A Chinese manufacturer based in Shenzhen, TP Link was the first of the brands to score three-stars overall, however it was rated four-stars for performance and reliability, ease of use and for value for money. Indeed TP Link seems to follow in the ‘have lots of antennas so the router looks like it means business’ trend, with many of its routers boasting four or more antennas. Indeed the most impressive router seems to be the ‘Archer C5400’, with 5.3Gbps dual-band link speeds and eight antennas. As for its whole range, there is a wide variety of prices from the $100-mark to top-line routers costing over $300. While customers were reasonably impressed with TP Link’s performance, ease of use and value for money, TP Link was rated three stars for speed, features, reception and overall satisfaction.
Manufacturer of all things ‘technology accessories’ – from webcams to smartphone cases to wireless routers – Belkin rounded out this year’s ratings with three-stars for overall customer satisfaction. As for the range, most are finished in an attractive piano black, and prices range from as little as $60 to nearly $300. The most ‘tech-forward’ of the range is the AC1750, which Belkin claims is up to 4.3x faster. It features dual band connectivity, with speeds up to 450Mbps on the 2.4GHz band and 1.3Gbps on the 5GHz band. It also features Norton parental control systems for peace of mind with children. Evidently, customers were somewhat satisfied with Belkin’s networking, with three stars in every category, including overall satisfaction.

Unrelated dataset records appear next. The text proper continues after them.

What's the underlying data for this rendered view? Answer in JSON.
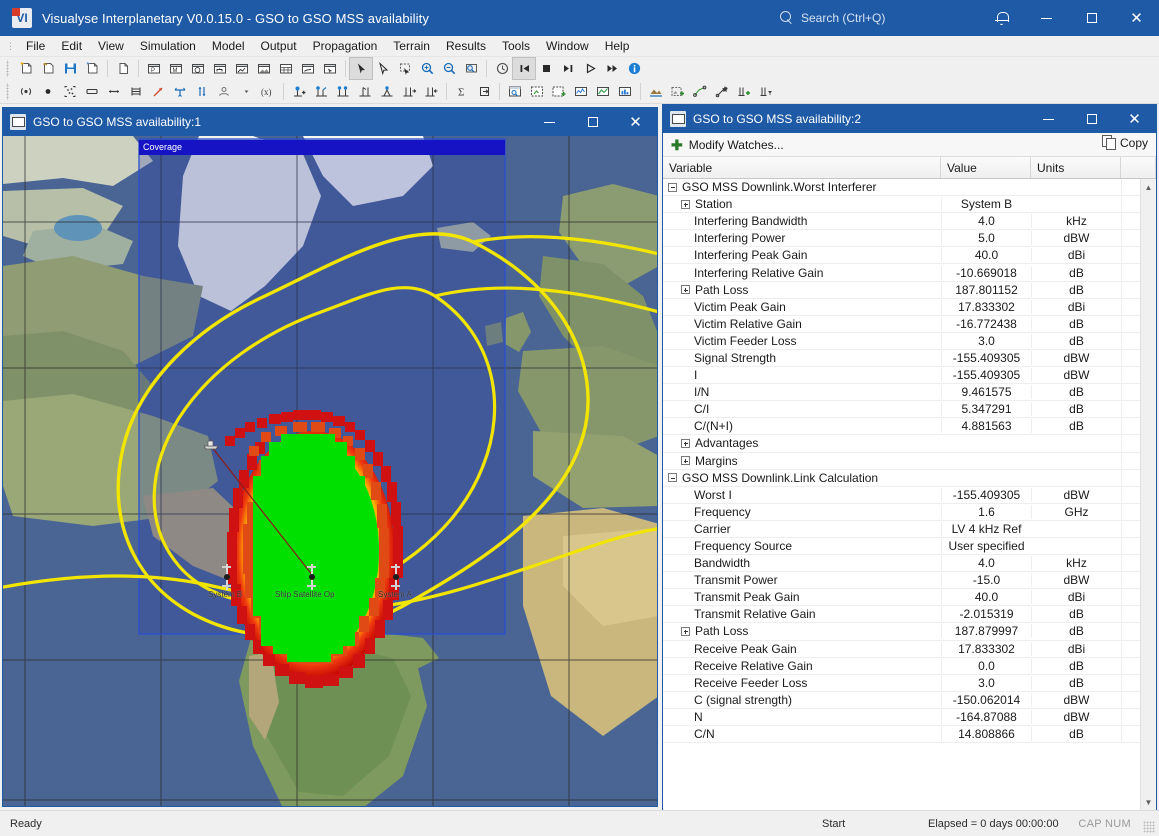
{
  "window": {
    "title": "Visualyse Interplanetary V0.0.15.0 - GSO to GSO MSS availability",
    "app_icon": "app-logo-icon",
    "search_placeholder": "Search (Ctrl+Q)",
    "controls": {
      "minimize": "–",
      "maximize": "□",
      "close": "✕"
    }
  },
  "menu": {
    "items": [
      {
        "label": "File"
      },
      {
        "label": "Edit"
      },
      {
        "label": "View"
      },
      {
        "label": "Simulation"
      },
      {
        "label": "Model"
      },
      {
        "label": "Output"
      },
      {
        "label": "Propagation"
      },
      {
        "label": "Terrain"
      },
      {
        "label": "Results"
      },
      {
        "label": "Tools"
      },
      {
        "label": "Window"
      },
      {
        "label": "Help"
      }
    ]
  },
  "toolbar_row1": {
    "groups": [
      {
        "buttons": [
          {
            "name": "new-document-icon"
          },
          {
            "name": "open-document-icon"
          },
          {
            "name": "save-icon"
          },
          {
            "name": "save-as-icon"
          }
        ]
      },
      {
        "buttons": [
          {
            "name": "copy-view-icon"
          }
        ]
      },
      {
        "buttons": [
          {
            "name": "new-plot-view-icon"
          },
          {
            "name": "new-map-view-icon"
          },
          {
            "name": "new-globe-view-icon"
          },
          {
            "name": "new-tree-view-icon"
          },
          {
            "name": "new-area-view-icon"
          },
          {
            "name": "new-image-view-icon"
          },
          {
            "name": "new-table-view-icon"
          },
          {
            "name": "new-watch-view-icon"
          },
          {
            "name": "new-select-view-icon"
          }
        ]
      },
      {
        "buttons": [
          {
            "name": "select-pointer-icon",
            "active": true
          },
          {
            "name": "pick-pointer-icon"
          },
          {
            "name": "rubber-band-select-icon"
          },
          {
            "name": "zoom-in-icon"
          },
          {
            "name": "zoom-out-icon"
          },
          {
            "name": "zoom-to-fit-icon"
          }
        ]
      },
      {
        "buttons": [
          {
            "name": "clock-icon"
          },
          {
            "name": "rewind-to-start-icon",
            "active": true
          },
          {
            "name": "stop-icon"
          },
          {
            "name": "step-icon"
          },
          {
            "name": "play-icon"
          },
          {
            "name": "fast-forward-icon"
          },
          {
            "name": "info-icon"
          }
        ]
      }
    ]
  },
  "toolbar_row2": {
    "groups": [
      {
        "buttons": [
          {
            "name": "transmitter-icon"
          },
          {
            "name": "point-station-icon"
          },
          {
            "name": "constellation-icon"
          },
          {
            "name": "area-icon"
          },
          {
            "name": "link-icon"
          },
          {
            "name": "list-icon"
          },
          {
            "name": "vector-icon"
          },
          {
            "name": "antenna-pattern-icon"
          },
          {
            "name": "traffic-icon"
          },
          {
            "name": "population-icon"
          },
          {
            "name": "dropdown-arrow-icon"
          },
          {
            "name": "variable-icon"
          }
        ]
      },
      {
        "buttons": [
          {
            "name": "add-station-icon"
          },
          {
            "name": "link-group-1-icon"
          },
          {
            "name": "link-group-2-icon"
          },
          {
            "name": "link-group-3-icon"
          },
          {
            "name": "link-group-4-icon"
          },
          {
            "name": "link-group-5-icon"
          },
          {
            "name": "link-group-6-icon"
          }
        ]
      },
      {
        "buttons": [
          {
            "name": "sum-icon"
          },
          {
            "name": "export-icon"
          }
        ]
      },
      {
        "buttons": [
          {
            "name": "watch-window-icon"
          },
          {
            "name": "area-analysis-icon"
          },
          {
            "name": "add-area-analysis-icon"
          },
          {
            "name": "time-plot-icon"
          },
          {
            "name": "result-plot-icon"
          },
          {
            "name": "histogram-icon"
          }
        ]
      },
      {
        "buttons": [
          {
            "name": "terrain-icon"
          },
          {
            "name": "terrain-add-icon"
          },
          {
            "name": "path-profile-icon"
          },
          {
            "name": "path-point-icon"
          },
          {
            "name": "add-database-icon"
          },
          {
            "name": "filter-database-icon"
          }
        ]
      }
    ]
  },
  "map_window": {
    "title": "GSO to GSO MSS availability:1",
    "icon": "map-view-icon",
    "controls": {
      "minimize": "–",
      "maximize": "□",
      "close": "✕"
    },
    "coverage_label": "Coverage",
    "stations": [
      {
        "name": "System B",
        "label": "System B"
      },
      {
        "name": "Ship Satellite Op",
        "label": "Ship Satellite Op"
      },
      {
        "name": "System A",
        "label": "System A"
      }
    ]
  },
  "watch_window": {
    "title": "GSO to GSO MSS availability:2",
    "icon": "watch-view-icon",
    "controls": {
      "minimize": "–",
      "maximize": "□",
      "close": "✕"
    },
    "modify_watches_label": "Modify Watches...",
    "copy_label": "Copy",
    "columns": [
      "Variable",
      "Value",
      "Units"
    ],
    "rows": [
      {
        "indent": 0,
        "expander": "expanded",
        "variable": "GSO MSS Downlink.Worst Interferer",
        "value": "",
        "units": ""
      },
      {
        "indent": 1,
        "expander": "collapsed",
        "variable": "Station",
        "value": "System B",
        "units": ""
      },
      {
        "indent": 2,
        "expander": "none",
        "variable": "Interfering Bandwidth",
        "value": "4.0",
        "units": "kHz"
      },
      {
        "indent": 2,
        "expander": "none",
        "variable": "Interfering Power",
        "value": "5.0",
        "units": "dBW"
      },
      {
        "indent": 2,
        "expander": "none",
        "variable": "Interfering Peak Gain",
        "value": "40.0",
        "units": "dBi"
      },
      {
        "indent": 2,
        "expander": "none",
        "variable": "Interfering Relative Gain",
        "value": "-10.669018",
        "units": "dB"
      },
      {
        "indent": 1,
        "expander": "collapsed",
        "variable": "Path Loss",
        "value": "187.801152",
        "units": "dB"
      },
      {
        "indent": 2,
        "expander": "none",
        "variable": "Victim Peak Gain",
        "value": "17.833302",
        "units": "dBi"
      },
      {
        "indent": 2,
        "expander": "none",
        "variable": "Victim Relative Gain",
        "value": "-16.772438",
        "units": "dB"
      },
      {
        "indent": 2,
        "expander": "none",
        "variable": "Victim Feeder Loss",
        "value": "3.0",
        "units": "dB"
      },
      {
        "indent": 2,
        "expander": "none",
        "variable": "Signal Strength",
        "value": "-155.409305",
        "units": "dBW"
      },
      {
        "indent": 2,
        "expander": "none",
        "variable": "I",
        "value": "-155.409305",
        "units": "dBW"
      },
      {
        "indent": 2,
        "expander": "none",
        "variable": "I/N",
        "value": "9.461575",
        "units": "dB"
      },
      {
        "indent": 2,
        "expander": "none",
        "variable": "C/I",
        "value": "5.347291",
        "units": "dB"
      },
      {
        "indent": 2,
        "expander": "none",
        "variable": "C/(N+I)",
        "value": "4.881563",
        "units": "dB"
      },
      {
        "indent": 1,
        "expander": "collapsed",
        "variable": "Advantages",
        "value": "",
        "units": ""
      },
      {
        "indent": 1,
        "expander": "collapsed",
        "variable": "Margins",
        "value": "",
        "units": ""
      },
      {
        "indent": 0,
        "expander": "expanded",
        "variable": "GSO MSS Downlink.Link Calculation",
        "value": "",
        "units": ""
      },
      {
        "indent": 2,
        "expander": "none",
        "variable": "Worst I",
        "value": "-155.409305",
        "units": "dBW"
      },
      {
        "indent": 2,
        "expander": "none",
        "variable": "Frequency",
        "value": "1.6",
        "units": "GHz"
      },
      {
        "indent": 2,
        "expander": "none",
        "variable": "Carrier",
        "value": "LV 4 kHz Ref",
        "units": ""
      },
      {
        "indent": 2,
        "expander": "none",
        "variable": "Frequency Source",
        "value": "User specified",
        "units": ""
      },
      {
        "indent": 2,
        "expander": "none",
        "variable": "Bandwidth",
        "value": "4.0",
        "units": "kHz"
      },
      {
        "indent": 2,
        "expander": "none",
        "variable": "Transmit Power",
        "value": "-15.0",
        "units": "dBW"
      },
      {
        "indent": 2,
        "expander": "none",
        "variable": "Transmit Peak Gain",
        "value": "40.0",
        "units": "dBi"
      },
      {
        "indent": 2,
        "expander": "none",
        "variable": "Transmit Relative Gain",
        "value": "-2.015319",
        "units": "dB"
      },
      {
        "indent": 1,
        "expander": "collapsed",
        "variable": "Path Loss",
        "value": "187.879997",
        "units": "dB"
      },
      {
        "indent": 2,
        "expander": "none",
        "variable": "Receive Peak Gain",
        "value": "17.833302",
        "units": "dBi"
      },
      {
        "indent": 2,
        "expander": "none",
        "variable": "Receive Relative Gain",
        "value": "0.0",
        "units": "dB"
      },
      {
        "indent": 2,
        "expander": "none",
        "variable": "Receive Feeder Loss",
        "value": "3.0",
        "units": "dB"
      },
      {
        "indent": 2,
        "expander": "none",
        "variable": "C (signal strength)",
        "value": "-150.062014",
        "units": "dBW"
      },
      {
        "indent": 2,
        "expander": "none",
        "variable": "N",
        "value": "-164.87088",
        "units": "dBW"
      },
      {
        "indent": 2,
        "expander": "none",
        "variable": "C/N",
        "value": "14.808866",
        "units": "dB"
      }
    ]
  },
  "statusbar": {
    "ready": "Ready",
    "start": "Start",
    "elapsed": "Elapsed = 0 days 00:00:00",
    "caps": "CAP NUM"
  },
  "colors": {
    "title_blue": "#1f5aa6",
    "contour_yellow": "#f2e500",
    "coverage_blue": "#1613c4",
    "heat_green": "#00e000",
    "heat_red": "#d81010",
    "ocean": "#4a6594"
  }
}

No matter the brand of router, it pays to know a bit about the tech specs that are bandied about, as well as all the jargon related to speed and connectivity. Often, purchasing the most expensive router out there isn’t always the best way to go, as you’ll need the latest devices to make the most of it. If your laptop is say, over three years old, then chances are you won’t be getting the most out of that fancy new top-line wireless router. Instead, it’s worth knowing a bit about your devices and if they can make the most of the latest technology, and then basing your wireless router purchasing decision off that. Chances are you could potentially save a few bucks in the process! Wireless router shopping can be a bit confusing, but with the right knowledge it can actually be a bit of fun. We hope this buying guide helps a bit!
Canstar Blue commissioned Colmar Brunton to survey 3,000 Australian adults across a range of categories to measure and track customer satisfaction. The outcomes reported are the results from customers within the survey group who have bought and used a wireless router in the last 3 years – in this case, 781 people.
Brands must have received at least 30 responses to be included. Results are comparative and it should be noted that brands receiving three stars have still achieved a satisfaction measure of at least six out of 10. Not all brands available in the market have been compared in this survey. The ratings table is first sorted by star ratings and then alphabetically. A rated brand may receive a ‘N/A’ (Not Applicable) rating if it does not receive the minimum number of responses for that criteria.